Sometimes I think about old historical churches and I can’t help but think “are they trying to make the church more important than God?”. “Isn’t the church not supposed to be about the building?” “Why do we place so much value on the temple if our body is one?” But, as I think about all those questions now, the talent that God gave someone to build these church buildings is incredible. The vision that he gave the architects to design every small intricate detail is powerful. As we toured church after church I started to see the intentionality in the design. I started to see all the work that was put in because of their love for Him. I asked God to restore my awe for him and I thought it was going to be because of the beauty of the places that I saw. I thought the buildings would connect the stories of the Bible. I thought the buildings would make me magically understand all the stories we read in Sunday school. But it’s not about the building. And it never has been. My awe for him has been found in the fact that God created humans, with talents a purpose, and with intention. We are created in his image. To create, to build, and to give life to all things. The church buildings that I’ve seen here are alive in every detail and aspect of the floor, the stone, every tile on the ceiling and every mosaic on the walls.

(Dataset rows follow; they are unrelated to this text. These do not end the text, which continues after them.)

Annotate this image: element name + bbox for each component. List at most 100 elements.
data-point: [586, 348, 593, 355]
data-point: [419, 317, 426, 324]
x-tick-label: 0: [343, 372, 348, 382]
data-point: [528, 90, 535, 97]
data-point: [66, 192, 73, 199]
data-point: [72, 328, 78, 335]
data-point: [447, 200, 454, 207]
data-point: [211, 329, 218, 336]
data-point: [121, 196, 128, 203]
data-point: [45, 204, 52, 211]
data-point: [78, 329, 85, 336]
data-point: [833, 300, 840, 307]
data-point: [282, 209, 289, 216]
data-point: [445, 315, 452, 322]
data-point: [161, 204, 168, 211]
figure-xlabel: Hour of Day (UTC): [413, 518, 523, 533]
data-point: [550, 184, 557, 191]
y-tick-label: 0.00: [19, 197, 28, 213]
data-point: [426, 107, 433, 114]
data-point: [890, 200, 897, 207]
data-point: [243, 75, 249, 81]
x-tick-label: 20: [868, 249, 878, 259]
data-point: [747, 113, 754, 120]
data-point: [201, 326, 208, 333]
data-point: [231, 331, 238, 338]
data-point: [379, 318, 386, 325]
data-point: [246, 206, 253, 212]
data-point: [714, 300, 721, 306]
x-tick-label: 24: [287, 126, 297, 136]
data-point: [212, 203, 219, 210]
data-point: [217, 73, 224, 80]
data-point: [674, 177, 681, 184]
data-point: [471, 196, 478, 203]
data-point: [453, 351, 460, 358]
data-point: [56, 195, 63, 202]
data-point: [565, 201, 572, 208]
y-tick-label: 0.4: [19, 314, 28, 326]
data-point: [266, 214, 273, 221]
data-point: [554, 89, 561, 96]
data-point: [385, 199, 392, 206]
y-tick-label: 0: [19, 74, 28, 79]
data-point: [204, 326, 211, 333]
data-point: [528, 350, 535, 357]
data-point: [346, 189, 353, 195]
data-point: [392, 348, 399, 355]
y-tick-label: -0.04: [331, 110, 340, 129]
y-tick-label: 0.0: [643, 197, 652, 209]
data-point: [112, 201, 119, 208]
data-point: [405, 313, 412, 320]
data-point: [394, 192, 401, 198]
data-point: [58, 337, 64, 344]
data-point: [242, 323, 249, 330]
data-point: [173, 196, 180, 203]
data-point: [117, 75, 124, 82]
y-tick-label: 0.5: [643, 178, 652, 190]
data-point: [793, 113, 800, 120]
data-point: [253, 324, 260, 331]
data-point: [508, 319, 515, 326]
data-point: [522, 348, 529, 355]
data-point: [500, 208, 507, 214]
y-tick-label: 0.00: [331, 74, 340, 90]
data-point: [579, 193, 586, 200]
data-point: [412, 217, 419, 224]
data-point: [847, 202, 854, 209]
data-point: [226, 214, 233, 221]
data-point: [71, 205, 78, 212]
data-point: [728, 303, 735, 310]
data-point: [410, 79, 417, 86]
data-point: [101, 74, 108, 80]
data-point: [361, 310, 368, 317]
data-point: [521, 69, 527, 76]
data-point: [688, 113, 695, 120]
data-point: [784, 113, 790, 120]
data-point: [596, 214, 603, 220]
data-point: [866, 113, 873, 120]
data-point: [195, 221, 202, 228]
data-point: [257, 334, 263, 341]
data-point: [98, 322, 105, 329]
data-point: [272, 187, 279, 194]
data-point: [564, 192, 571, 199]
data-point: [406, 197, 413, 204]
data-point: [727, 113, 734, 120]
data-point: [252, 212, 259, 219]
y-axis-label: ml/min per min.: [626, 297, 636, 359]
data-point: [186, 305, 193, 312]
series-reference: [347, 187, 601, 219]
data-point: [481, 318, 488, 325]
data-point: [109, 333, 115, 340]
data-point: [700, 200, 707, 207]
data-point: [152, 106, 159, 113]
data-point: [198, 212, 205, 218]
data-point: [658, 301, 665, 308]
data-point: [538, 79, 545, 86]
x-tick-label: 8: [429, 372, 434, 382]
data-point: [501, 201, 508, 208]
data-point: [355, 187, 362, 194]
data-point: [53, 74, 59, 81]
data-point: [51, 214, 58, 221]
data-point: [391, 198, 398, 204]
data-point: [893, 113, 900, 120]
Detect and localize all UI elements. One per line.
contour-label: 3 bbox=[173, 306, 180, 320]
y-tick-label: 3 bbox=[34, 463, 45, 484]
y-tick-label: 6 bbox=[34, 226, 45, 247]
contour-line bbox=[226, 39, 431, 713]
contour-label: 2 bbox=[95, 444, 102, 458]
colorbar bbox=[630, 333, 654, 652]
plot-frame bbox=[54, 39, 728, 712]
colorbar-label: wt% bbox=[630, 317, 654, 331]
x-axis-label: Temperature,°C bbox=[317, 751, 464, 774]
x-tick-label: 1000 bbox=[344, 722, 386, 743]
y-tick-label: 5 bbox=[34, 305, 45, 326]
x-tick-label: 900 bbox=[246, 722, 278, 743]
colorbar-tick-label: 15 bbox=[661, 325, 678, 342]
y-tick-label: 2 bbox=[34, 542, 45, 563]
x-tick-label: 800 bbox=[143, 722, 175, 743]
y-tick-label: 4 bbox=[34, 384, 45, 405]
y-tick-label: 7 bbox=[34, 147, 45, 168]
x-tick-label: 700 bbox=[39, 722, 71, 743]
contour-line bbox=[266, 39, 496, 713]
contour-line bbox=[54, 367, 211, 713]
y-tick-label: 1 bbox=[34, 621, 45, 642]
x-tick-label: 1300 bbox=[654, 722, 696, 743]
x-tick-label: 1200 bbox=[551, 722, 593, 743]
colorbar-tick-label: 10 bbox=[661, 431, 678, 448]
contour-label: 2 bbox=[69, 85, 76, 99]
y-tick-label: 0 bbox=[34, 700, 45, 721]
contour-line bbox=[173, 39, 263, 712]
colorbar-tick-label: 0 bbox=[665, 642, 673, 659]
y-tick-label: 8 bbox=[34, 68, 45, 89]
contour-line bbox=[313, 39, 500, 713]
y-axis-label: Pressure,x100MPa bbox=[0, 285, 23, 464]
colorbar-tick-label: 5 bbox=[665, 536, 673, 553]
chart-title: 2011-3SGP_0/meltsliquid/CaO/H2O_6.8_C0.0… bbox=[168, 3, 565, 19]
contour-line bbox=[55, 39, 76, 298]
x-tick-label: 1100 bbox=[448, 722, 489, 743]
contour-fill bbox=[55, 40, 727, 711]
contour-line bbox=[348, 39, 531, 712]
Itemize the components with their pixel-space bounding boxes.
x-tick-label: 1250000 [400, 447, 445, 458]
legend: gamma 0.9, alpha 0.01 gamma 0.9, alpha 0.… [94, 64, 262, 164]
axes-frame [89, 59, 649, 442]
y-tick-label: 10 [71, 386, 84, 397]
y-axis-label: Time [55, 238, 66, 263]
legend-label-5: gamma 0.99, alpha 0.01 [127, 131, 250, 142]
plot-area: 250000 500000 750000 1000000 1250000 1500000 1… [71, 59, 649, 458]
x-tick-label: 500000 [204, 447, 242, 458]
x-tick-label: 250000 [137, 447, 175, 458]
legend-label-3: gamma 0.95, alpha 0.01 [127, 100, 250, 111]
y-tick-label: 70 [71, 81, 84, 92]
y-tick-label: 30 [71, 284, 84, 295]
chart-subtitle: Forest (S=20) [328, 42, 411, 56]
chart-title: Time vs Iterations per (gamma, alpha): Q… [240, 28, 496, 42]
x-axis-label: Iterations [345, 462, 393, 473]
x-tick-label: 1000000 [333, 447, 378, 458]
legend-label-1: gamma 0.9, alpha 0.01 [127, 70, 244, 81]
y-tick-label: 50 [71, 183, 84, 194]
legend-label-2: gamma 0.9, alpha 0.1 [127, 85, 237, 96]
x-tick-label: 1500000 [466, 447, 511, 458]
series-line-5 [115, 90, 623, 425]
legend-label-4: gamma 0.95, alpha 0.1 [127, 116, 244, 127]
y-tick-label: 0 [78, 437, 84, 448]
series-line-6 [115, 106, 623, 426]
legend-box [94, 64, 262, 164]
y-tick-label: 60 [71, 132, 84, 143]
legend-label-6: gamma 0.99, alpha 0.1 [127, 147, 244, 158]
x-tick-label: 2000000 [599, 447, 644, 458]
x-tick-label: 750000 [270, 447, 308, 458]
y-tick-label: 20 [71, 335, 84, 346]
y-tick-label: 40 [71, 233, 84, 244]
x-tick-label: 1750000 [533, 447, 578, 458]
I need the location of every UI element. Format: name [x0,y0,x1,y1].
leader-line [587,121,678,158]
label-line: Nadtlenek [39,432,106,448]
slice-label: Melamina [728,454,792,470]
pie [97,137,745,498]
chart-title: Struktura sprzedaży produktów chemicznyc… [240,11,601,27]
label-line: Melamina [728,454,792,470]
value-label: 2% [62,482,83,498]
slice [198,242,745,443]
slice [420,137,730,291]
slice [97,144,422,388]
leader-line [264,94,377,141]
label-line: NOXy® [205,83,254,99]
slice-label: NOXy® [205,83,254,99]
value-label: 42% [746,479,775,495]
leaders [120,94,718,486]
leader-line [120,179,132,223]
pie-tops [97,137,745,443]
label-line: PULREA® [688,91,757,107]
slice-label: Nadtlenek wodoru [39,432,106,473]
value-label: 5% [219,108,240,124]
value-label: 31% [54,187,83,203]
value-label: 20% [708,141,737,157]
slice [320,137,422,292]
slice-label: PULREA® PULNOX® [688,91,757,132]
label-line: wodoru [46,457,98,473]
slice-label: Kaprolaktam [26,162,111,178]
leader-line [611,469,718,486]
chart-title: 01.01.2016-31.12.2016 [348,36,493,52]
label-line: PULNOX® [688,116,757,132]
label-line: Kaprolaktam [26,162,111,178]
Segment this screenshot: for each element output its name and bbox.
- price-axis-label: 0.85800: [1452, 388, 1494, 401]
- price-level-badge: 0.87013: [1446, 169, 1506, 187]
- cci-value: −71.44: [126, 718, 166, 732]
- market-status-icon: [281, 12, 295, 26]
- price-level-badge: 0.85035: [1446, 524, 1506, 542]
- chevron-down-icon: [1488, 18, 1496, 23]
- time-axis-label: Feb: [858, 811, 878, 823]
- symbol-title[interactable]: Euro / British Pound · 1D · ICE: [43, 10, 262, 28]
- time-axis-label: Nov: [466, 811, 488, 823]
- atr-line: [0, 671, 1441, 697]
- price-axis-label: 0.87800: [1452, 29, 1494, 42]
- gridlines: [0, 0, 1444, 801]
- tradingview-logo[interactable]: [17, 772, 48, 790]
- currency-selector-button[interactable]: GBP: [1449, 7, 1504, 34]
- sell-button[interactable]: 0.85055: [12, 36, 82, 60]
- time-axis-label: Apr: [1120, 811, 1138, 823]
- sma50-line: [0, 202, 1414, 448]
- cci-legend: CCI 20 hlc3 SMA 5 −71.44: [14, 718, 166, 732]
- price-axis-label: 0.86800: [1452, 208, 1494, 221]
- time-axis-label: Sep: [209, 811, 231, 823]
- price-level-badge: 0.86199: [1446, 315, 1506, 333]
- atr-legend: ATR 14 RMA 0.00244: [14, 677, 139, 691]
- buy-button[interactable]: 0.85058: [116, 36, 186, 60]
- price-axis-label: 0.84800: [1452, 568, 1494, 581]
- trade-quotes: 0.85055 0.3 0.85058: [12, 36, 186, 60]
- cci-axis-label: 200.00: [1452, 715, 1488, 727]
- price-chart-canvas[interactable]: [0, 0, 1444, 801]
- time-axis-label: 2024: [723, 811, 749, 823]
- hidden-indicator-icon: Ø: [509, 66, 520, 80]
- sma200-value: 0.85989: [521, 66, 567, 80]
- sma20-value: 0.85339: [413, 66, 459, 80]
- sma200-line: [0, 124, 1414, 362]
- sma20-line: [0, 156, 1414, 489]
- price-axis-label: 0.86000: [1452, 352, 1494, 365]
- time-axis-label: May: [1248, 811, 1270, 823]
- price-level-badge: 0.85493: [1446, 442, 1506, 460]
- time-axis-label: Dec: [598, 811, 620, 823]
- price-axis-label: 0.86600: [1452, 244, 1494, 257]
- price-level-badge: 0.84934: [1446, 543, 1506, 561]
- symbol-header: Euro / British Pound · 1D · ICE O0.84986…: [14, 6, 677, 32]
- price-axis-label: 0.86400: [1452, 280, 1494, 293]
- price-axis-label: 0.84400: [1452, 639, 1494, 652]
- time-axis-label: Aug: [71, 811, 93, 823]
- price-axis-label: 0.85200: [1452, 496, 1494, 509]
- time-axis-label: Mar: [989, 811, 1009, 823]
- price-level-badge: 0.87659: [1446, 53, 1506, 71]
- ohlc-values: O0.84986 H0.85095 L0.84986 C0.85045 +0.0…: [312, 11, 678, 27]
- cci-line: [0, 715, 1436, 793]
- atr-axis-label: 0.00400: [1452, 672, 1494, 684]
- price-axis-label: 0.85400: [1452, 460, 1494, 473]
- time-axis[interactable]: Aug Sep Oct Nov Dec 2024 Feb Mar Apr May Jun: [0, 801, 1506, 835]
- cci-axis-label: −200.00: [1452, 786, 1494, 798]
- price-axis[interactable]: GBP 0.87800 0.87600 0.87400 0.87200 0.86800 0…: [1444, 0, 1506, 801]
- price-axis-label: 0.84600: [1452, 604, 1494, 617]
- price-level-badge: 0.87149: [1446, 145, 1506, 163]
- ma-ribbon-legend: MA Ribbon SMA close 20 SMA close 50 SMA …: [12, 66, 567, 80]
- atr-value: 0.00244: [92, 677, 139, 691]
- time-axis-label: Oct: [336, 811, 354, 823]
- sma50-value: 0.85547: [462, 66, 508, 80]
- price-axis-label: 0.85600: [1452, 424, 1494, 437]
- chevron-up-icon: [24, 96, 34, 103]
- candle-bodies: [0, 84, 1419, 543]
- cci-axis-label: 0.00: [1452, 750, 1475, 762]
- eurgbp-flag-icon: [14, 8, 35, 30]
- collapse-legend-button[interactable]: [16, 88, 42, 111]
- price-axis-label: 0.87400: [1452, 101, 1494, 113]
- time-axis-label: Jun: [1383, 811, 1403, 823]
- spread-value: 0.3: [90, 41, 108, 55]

Sometimes it’s hard to see God in between all the people. It’s hard to feel God when you’re being shoved around in a building. And it’s hard to tangibly experience God when we walk in a society that idolizes the building more than God. But isn’t that why I’m here too? To see God in the building? To restore my awe of God through architecture and not through experiencing him? The people visiting the church are there to experience God just as much as me why am I subconsciously judging their experience. When I look past all the chaos of the people I can see his love in them. I can see his glory in all the things that have been built and created and withstood time. I found that the beauty of the building was so much greater when I looked at it through the eyes of the love of God.